After all the town had been through in the last week while recovering from an EF-3 tornado rampaging through the heart of the city, the Peschongs said providing a service to the community was an easy decision.

“We came into town on Friday and just saw first hand the destruction and what’s going on in the community. It just kind of, you’re at a loss for words, no one really knows what to do,” Andrew said. “Marshalltown athletics meant so much to us growing up and this baseball team has been such a big part of the community on the field and off the field, so we just thought that if we could do a tiny gesture as a thank you and give people a little break from the reality of the situation and to smile for a few hours, if we could help a little bit with that then we are happy to help.”

Tyler, a member of the last Bobcat baseball team to qualify for state in 2009, said he and the rest of the family just wish there was even more they could do to help.

“You’ve got to do something, and that’s the coolest thing about being from Marshalltown,” Tyler said. “I don’t think there’s a single person that isn’t doing something. Whatever that is, you find what that is and go after it 110 percent.”

That want to help others isn’t necessarily unique to Marshalltown, as other communities affected by a disaster like this rally around each other, but Andrew said there is something special to the way this community interacts with one another.

“It’s a little different than a lot of other communities,” Andrew said. “It’s such a close-knit community, when things are going well people celebrate together and when things are down people persevere together. Right now is just one of those times and we are glad to be able to help a little bit.”

Tyler points to mentors in the community like MHS head baseball coach Steve Hanson as someone who taught him to help wherever he can.

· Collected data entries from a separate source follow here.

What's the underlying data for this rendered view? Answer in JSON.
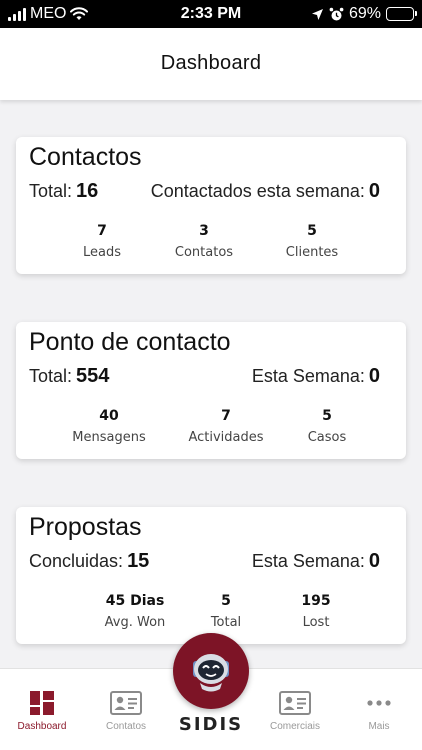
{
  "status_bar": {
    "carrier": "MEO",
    "time": "2:33 PM",
    "battery": "69%",
    "battery_level": 0.69
  },
  "header": {
    "title": "Dashboard"
  },
  "cards": {
    "contactos": {
      "title": "Contactos",
      "total_label": "Total:",
      "total_value": "16",
      "week_label": "Contactados esta semana:",
      "week_value": "0",
      "stats": [
        {
          "value": "7",
          "label": "Leads"
        },
        {
          "value": "3",
          "label": "Contatos"
        },
        {
          "value": "5",
          "label": "Clientes"
        }
      ]
    },
    "ponto": {
      "title": "Ponto de contacto",
      "total_label": "Total:",
      "total_value": "554",
      "week_label": "Esta Semana:",
      "week_value": "0",
      "stats": [
        {
          "value": "40",
          "label": "Mensagens"
        },
        {
          "value": "7",
          "label": "Actividades"
        },
        {
          "value": "5",
          "label": "Casos"
        }
      ]
    },
    "propostas": {
      "title": "Propostas",
      "total_label": "Concluidas:",
      "total_value": "15",
      "week_label": "Esta Semana:",
      "week_value": "0",
      "stats": [
        {
          "value": "45 Dias",
          "label": "Avg. Won"
        },
        {
          "value": "5",
          "label": "Total"
        },
        {
          "value": "195",
          "label": "Lost"
        }
      ]
    }
  },
  "tabbar": {
    "items": [
      {
        "label": "Dashboard",
        "icon": "dashboard-icon"
      },
      {
        "label": "Contatos",
        "icon": "contact-card-icon"
      },
      {
        "label": "Comerciais",
        "icon": "contact-card-icon"
      },
      {
        "label": "Mais",
        "icon": "more-icon"
      }
    ],
    "center_logo": "SIDIS"
  },
  "colors": {
    "accent": "#8b1a2c",
    "center_button": "#7d1426",
    "inactive": "#9a9a9a"
  }
}
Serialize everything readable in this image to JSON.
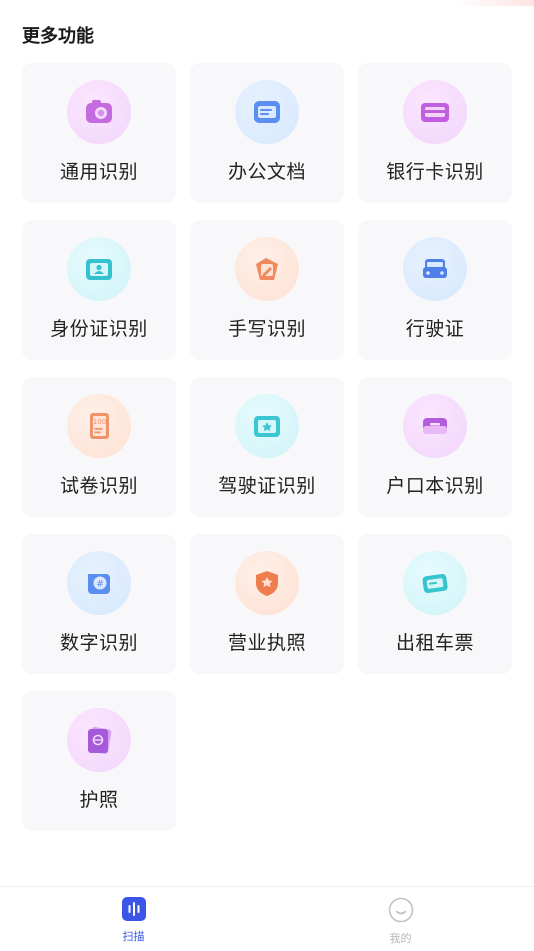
{
  "section_title": "更多功能",
  "features": [
    {
      "label": "通用识别",
      "icon": "camera-icon",
      "theme": "purple"
    },
    {
      "label": "办公文档",
      "icon": "document-icon",
      "theme": "blue"
    },
    {
      "label": "银行卡识别",
      "icon": "bank-card-icon",
      "theme": "purple"
    },
    {
      "label": "身份证识别",
      "icon": "id-card-icon",
      "theme": "cyan"
    },
    {
      "label": "手写识别",
      "icon": "handwriting-icon",
      "theme": "orange"
    },
    {
      "label": "行驶证",
      "icon": "car-icon",
      "theme": "blue"
    },
    {
      "label": "试卷识别",
      "icon": "exam-paper-icon",
      "theme": "orange"
    },
    {
      "label": "驾驶证识别",
      "icon": "driver-license-icon",
      "theme": "cyan"
    },
    {
      "label": "户口本识别",
      "icon": "household-register-icon",
      "theme": "purple"
    },
    {
      "label": "数字识别",
      "icon": "number-icon",
      "theme": "blue"
    },
    {
      "label": "营业执照",
      "icon": "business-license-icon",
      "theme": "orange"
    },
    {
      "label": "出租车票",
      "icon": "taxi-ticket-icon",
      "theme": "cyan"
    },
    {
      "label": "护照",
      "icon": "passport-icon",
      "theme": "purple"
    }
  ],
  "tabs": [
    {
      "label": "扫描",
      "icon": "scan-icon",
      "active": true
    },
    {
      "label": "我的",
      "icon": "profile-icon",
      "active": false
    }
  ],
  "colors": {
    "accent": "#3b56e6",
    "tile_background": "#f8f8fa",
    "inactive_tab": "#b8b8b8"
  }
}
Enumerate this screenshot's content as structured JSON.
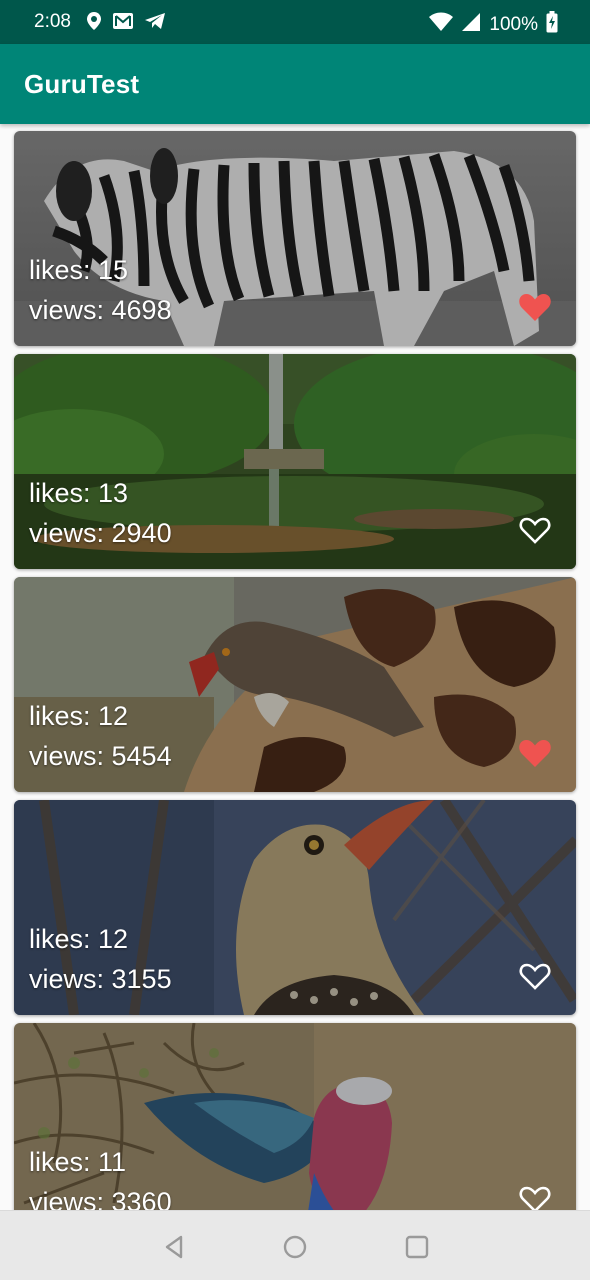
{
  "status_bar": {
    "time": "2:08",
    "battery_text": "100%",
    "left_icons": [
      "location-pin-icon",
      "gmail-icon",
      "telegram-icon"
    ],
    "right_icons": [
      "wifi-icon",
      "signal-icon",
      "battery-charging-icon"
    ]
  },
  "app_bar": {
    "title": "GuruTest",
    "color": "#008577",
    "status_color": "#00574b"
  },
  "cards": [
    {
      "likes": "likes: 15",
      "views": "views: 4698",
      "liked": true,
      "image": "zebra-photo"
    },
    {
      "likes": "likes: 13",
      "views": "views: 2940",
      "liked": false,
      "image": "waterfall-photo"
    },
    {
      "likes": "likes: 12",
      "views": "views: 5454",
      "liked": true,
      "image": "oxpecker-giraffe-photo"
    },
    {
      "likes": "likes: 12",
      "views": "views: 3155",
      "liked": false,
      "image": "hornbill-photo"
    },
    {
      "likes": "likes: 11",
      "views": "views: 3360",
      "liked": false,
      "image": "roller-bird-photo"
    }
  ],
  "heart_color": "#ef5350",
  "nav_bar": {
    "buttons": [
      "back-icon",
      "home-icon",
      "recents-icon"
    ]
  }
}
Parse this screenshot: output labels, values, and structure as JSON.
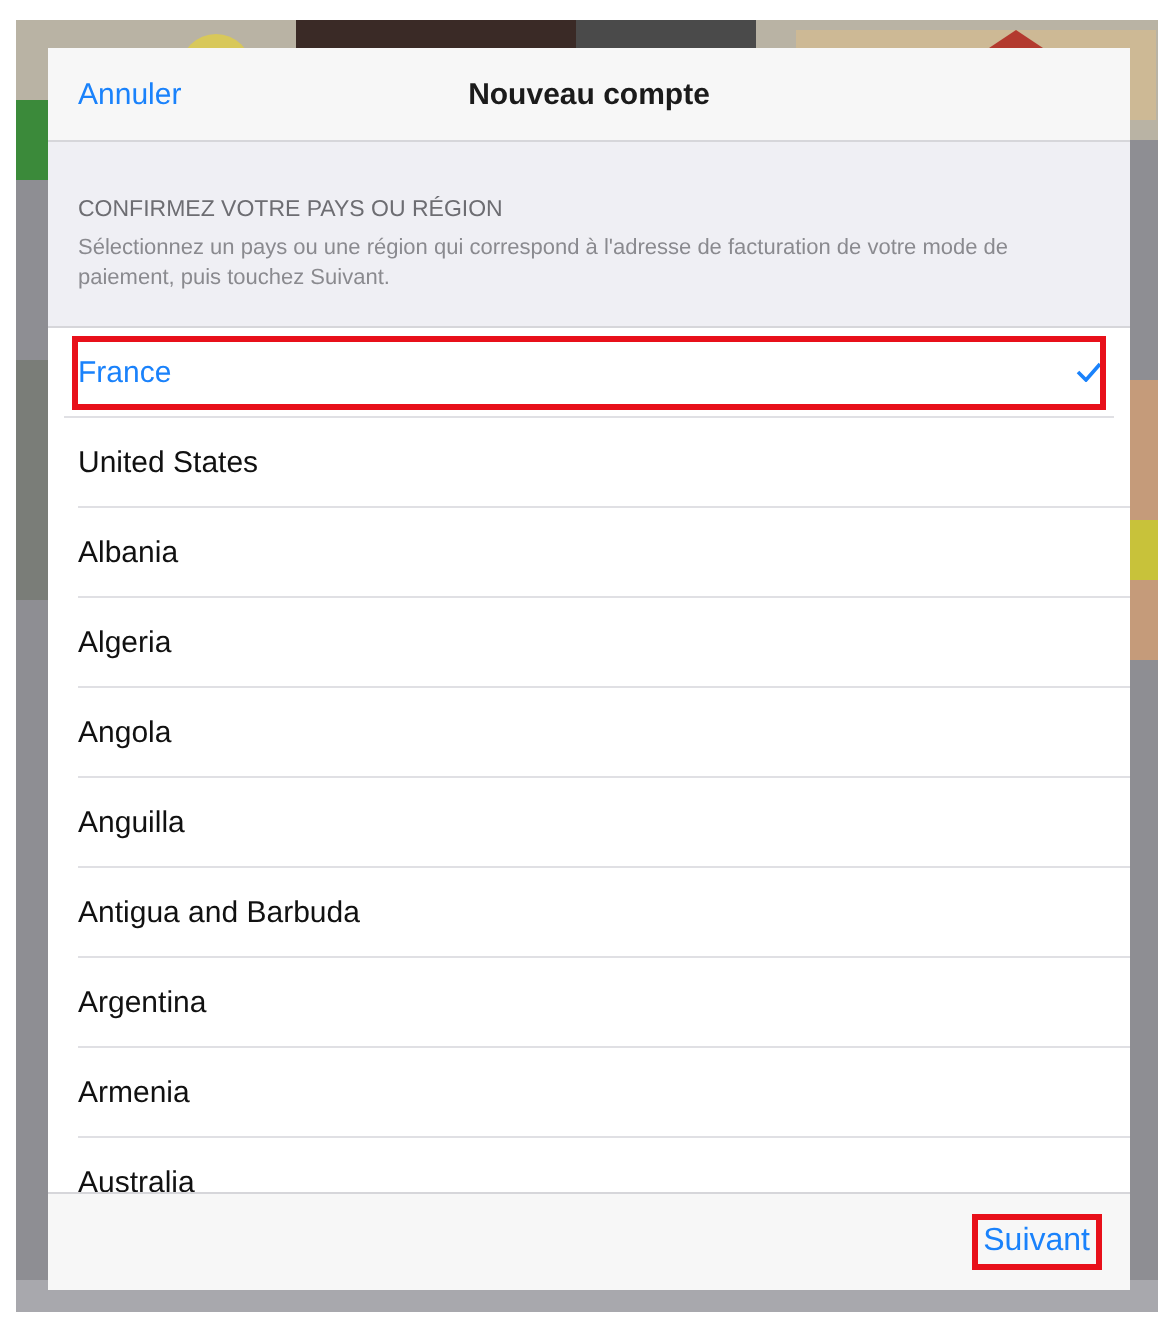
{
  "dialog": {
    "title": "Nouveau compte",
    "cancel": "Annuler",
    "section_header": "CONFIRMEZ VOTRE PAYS OU RÉGION",
    "section_note": "Sélectionnez un pays ou une région qui correspond à l'adresse de facturation de votre mode de paiement, puis touchez Suivant.",
    "countries": [
      {
        "name": "France",
        "selected": true,
        "highlighted": true
      },
      {
        "name": "United States",
        "selected": false,
        "highlighted": false
      },
      {
        "name": "Albania",
        "selected": false,
        "highlighted": false
      },
      {
        "name": "Algeria",
        "selected": false,
        "highlighted": false
      },
      {
        "name": "Angola",
        "selected": false,
        "highlighted": false
      },
      {
        "name": "Anguilla",
        "selected": false,
        "highlighted": false
      },
      {
        "name": "Antigua and Barbuda",
        "selected": false,
        "highlighted": false
      },
      {
        "name": "Argentina",
        "selected": false,
        "highlighted": false
      },
      {
        "name": "Armenia",
        "selected": false,
        "highlighted": false
      },
      {
        "name": "Australia",
        "selected": false,
        "highlighted": false
      }
    ],
    "next": {
      "label": "Suivant",
      "highlighted": true
    }
  }
}
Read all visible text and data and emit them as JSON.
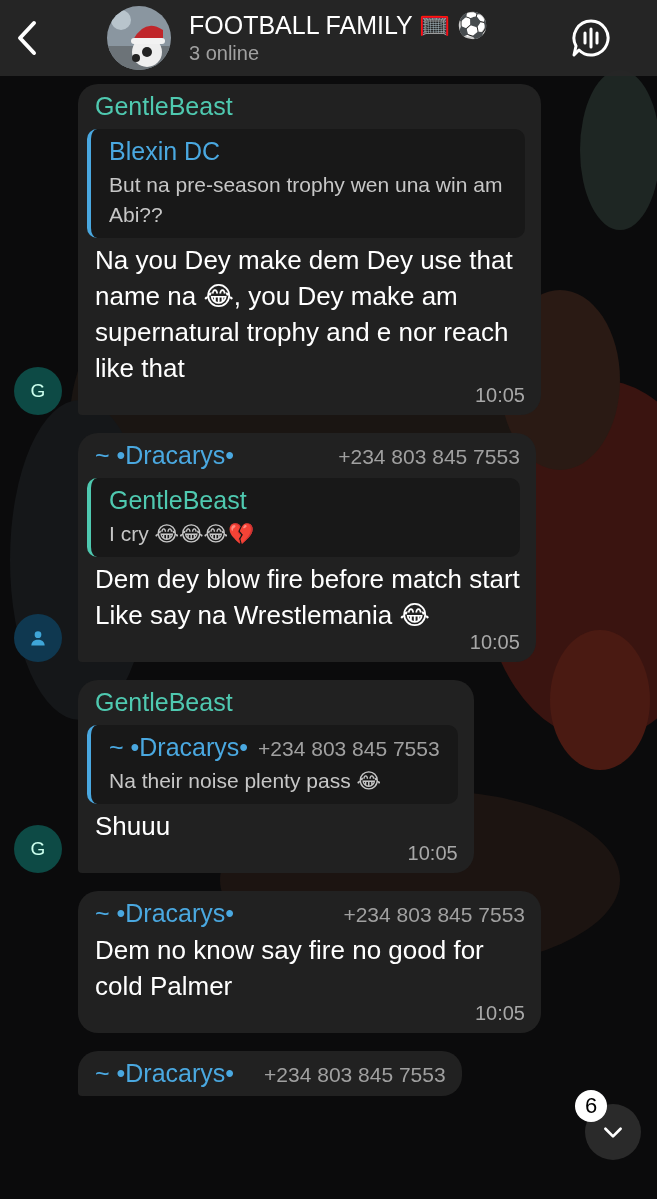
{
  "header": {
    "title": "FOOTBALL FAMILY 🥅 ⚽",
    "subtitle": "3 online"
  },
  "messages": [
    {
      "sender": "GentleBeast",
      "color": "#4fc9b0",
      "reply": {
        "name": "Blexin DC",
        "color": "#4aa8e0",
        "text": "But na pre-season trophy wen una win am Abi??"
      },
      "text": "Na you Dey make dem Dey use that name na 😂, you Dey make am supernatural trophy and e nor reach like that",
      "time": "10:05",
      "avatar": {
        "kind": "letter",
        "letter": "G"
      }
    },
    {
      "sender": "~ •Dracarys•",
      "color": "#4aa8e0",
      "phone": "+234 803 845 7553",
      "reply": {
        "name": "GentleBeast",
        "color": "#4fc9b0",
        "text": "I cry 😂😂😂💔"
      },
      "text": "Dem dey blow fire before match start\nLike say na Wrestlemania 😂",
      "time": "10:05",
      "avatar": {
        "kind": "person"
      }
    },
    {
      "sender": "GentleBeast",
      "color": "#4fc9b0",
      "reply": {
        "name": "~ •Dracarys•",
        "color": "#4aa8e0",
        "phone": "+234 803 845 7553",
        "text": "Na their noise plenty pass 😂"
      },
      "text": "Shuuu",
      "time": "10:05",
      "avatar": {
        "kind": "letter",
        "letter": "G"
      }
    },
    {
      "sender": "~ •Dracarys•",
      "color": "#4aa8e0",
      "phone": "+234 803 845 7553",
      "text": "Dem no know say fire no good for cold Palmer",
      "time": "10:05"
    },
    {
      "sender": "~ •Dracarys•",
      "color": "#4aa8e0",
      "phone": "+234 803 845 7553"
    }
  ],
  "scroll_button": {
    "badge": "6"
  }
}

“I played for coach Hanson and baseball means a lot to me individually and a lot to our family,” Tyler said. “Just the way he kind of makes a man out of you by the end of your career. We thought it was a perfect way to give back as much as we can and do our little part for a community that needs a lot of little parts to make it whole again. It’s the least that we can do for a town that means so much to us.”

Not only did the Peschongs offset the cost for many Marshalltownians that attended, they helped provide a bit of a distraction from what might be going on back at home.

“Athletics is such an escape for people. It’s an ability to smile and have fun and it’s a game, but a town like Marshalltown has so much pride and is such a hard-working town,” Andrew said. “The teams they put on the field display that as well, it’s kind of the fabric of the team. It’s easy to get behind a team like them.”

“Throughout all of our lives athletics has been kind of an escape for us,” Tyler added. “For a couple hours you can go play a game, whatever you have going on in life to be able to go get that release and go play a game and go enjoy yourself is a pretty powerful thing. When you put a community behind that, especially a community that has been impacted the way ours has been, I think sports just rallies them.”